Researchers found flutes, bells, gold jewelry and the body of an important religious leader inside the elaborate shared grave

El Caño Archaeological Park in Panama Tomb
Researchers uncovered an over 1,200-year-old tomb filled with ceramic and gold artifacts at El Caño Archaeological Park in Panama. Ministry of Culture of Panama

Archaeologists digging in El Caño Archaeological Park in Panama have just uncovered the shared tomb of an important Coclé lord buried around 750 to 800 C.E.

El Caño is a rich archaeological site known for its ancient burial grounds. The newly discovered tomb is the ninth that researchers have unearthed in the park since the team began excavations in 2008.

Inside the tomb, researchers discovered a bounty of ceramic, bone and gold artifacts. The objects comprise breastplates, belts, bells, skirts, a set of flutes and various jewelry—inlcuding a set of earrings made from sperm whale teeth and plated in gold.

According to a statement from Panama’s Ministry of Culture, the objects not only have “economic value,” but also “incalculable historical value,” per Google translate.

Julia Mayo, director of the El Caño Foundation and the excavation's leader, believes that the Coclé lord was around 30 to 40 years old when he died. The presence of musical instruments within the burial site, rather than weaponry, leads the archaeologists to think that the lord was likely a religious leader, per CNN’s Taylor Nicioli. In turn, the research team has dubbed the individual "Lord of the Flutes."

The Coclé people were a native group who lived in the central region of what is now Panama from about 200 B.C.E. to 1550 C.E. They are known for their pottery and metalwork, vibrant cultural life and intricate ceremonial rituals.

Elaborate group burials were custom for Coclé people of high social standing. According to the Ministry of Culture, researchers discovered multiple other bodies around Lord of the Flutes. 

Mayo says that similar high-status tombs in the area contain bodies "sacrificed to serve as companions” to important individuals, per the statement.

Still, not every individual that the researchers found iniside the grave was buried in this way. One body in particular, a woman's, was found right underneath the Coclé lord.

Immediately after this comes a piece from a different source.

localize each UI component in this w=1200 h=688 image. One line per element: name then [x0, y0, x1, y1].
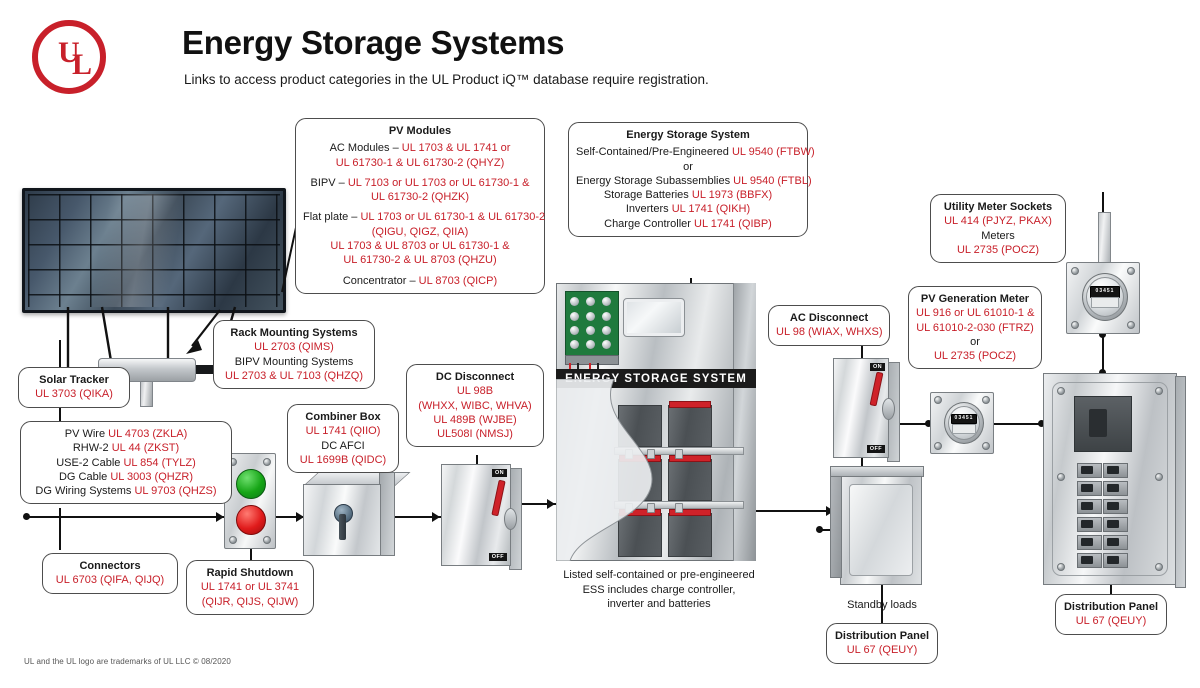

The lord was buried face down on top of her, and experts are uncertain about the nature of the relationship between them.

“The face-down mode of burial was common at this time period in this region, but the positioning of the male over the female individual is not,” says Nicole Smith-Guzmán, an archaeology curator with the Smithsonian Tropical Research Institute in Panama City, per CNN. 

She adds, “Nevertheless, it is likely that there was some sort of social relationship between the two individuals during life that was important to maintain in death.”

According to the Ministry of Culture, excavation on the ninth tomb began in 2022 and is still ongoing. If the other eight tombs are any indication, somewhere between eight and 32 total bodies are expected to be unearthed from the site.